Why is it so difficult for computers to plan? This was the question Georgia Institute of Technology Professor Merrick Furst and Carnegie Mellon University (CMU) Professor Avrim Blum set out to answer in 1997.
Their research eventually led to the influential paper Fast Planning Through Planning Graph Analysis, which won a 2017 Classic Paper Award from the Artificial Intelligence Journal this August. The award recognizes papers with exceptional significance and impact published at least 15 years prior, noting that their work “changed the perspective on classic planning algorithms.”

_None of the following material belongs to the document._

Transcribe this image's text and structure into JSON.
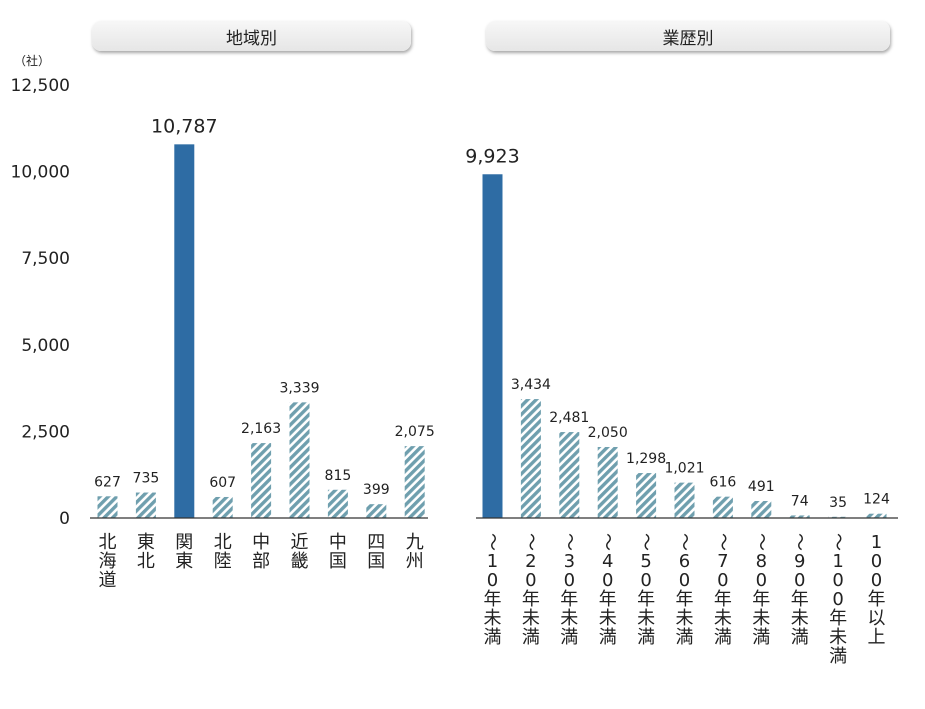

Two decades ago, Furst – then a CMU computer science professor – and Blum set out to use their theoretical computer science expertise to collaborate with artificial intelligence (AI) researchers at CMU. They wanted to know what was the biggest problem the researchers encountered at the time: why robots couldn’t plan the way humans did. For example, if you were to program a robot to build block towers, the robot would explore all combinations to find the right one — a very inefficient method.
Furst and Blum weren’t the first researchers to tackle this planning problem.
Since the 1960s, researchers had used either a logical approach or tried to emulate how humans plan. The CMU researchers tried the latter, programming robots to solve problems using human rationale (e.g. to build something new, do not undo previous work). They hoped Furst and Blum could make this approach more effective.
Instead, Furst and Blum realized the solution was not planning how humans do, but matching between each step in the AI’s algorithm. “We were matching up the truth of the worlds, matching up what’s true now to what will be true in the next step,” Furst said.
Drawing out these matches enabled the researchers to create a “planning graph” of steps. This graph was much smaller than the graph of all world states that AI researchers would normally use. Instead of an exponential size graph for the AI to analyze and explore, there was a polynomial size graph, allowing the algorithm to run much more efficiently. Even better, because of the way the planning graph was structured, the algorithm always found the shortest plan possible.
The planning graph approach was instantly successful, finding solutions for previously unsolvable problems. Academics took note and wrote expository descriptions of the paper shortly after the researchers first took it to a conference. But when Furst and Blum brought their solution back to the CMU scientists they were collaborating with, they were surprised by the response.
“They said, ‘Oh, but you’re not allowed to do it that way,’” Furst said. “Often, what limits you from solving problems is that you may have already decided, incorrectly, how a solution is going to work. Avrim Blum and I took a really out of the box approach: We said to ourselves, ‘Let’s not decide how the solution is going to work; let’s ask how you might be able to solve planning problem at all.’ That opened up a lot of possibilities.”
Furst’s “out of the box” thinking not only solved this problem, but it has followed him throughout his career at Georgia Tech. The Threads approach to the undergraduate curriculum in the College of Computing owes much to his unique perspective. Today he is the director of the Center for Startup Engineering and created and runs Flashpoint, an approach to innovation that disrupts many of our assumptions about how it should happen.
Although the specific algorithm from their original paper isn’t in use anymore, the concept of planning graphs is still the basis for the newest planning algorithms. Furst’s largest contribution to AI might have been in the approach to solving the problem.
“The biggest breakthroughs in artificial intelligence have often come when we don’t try to solve problems exactly the same way human beings would,” Furst said.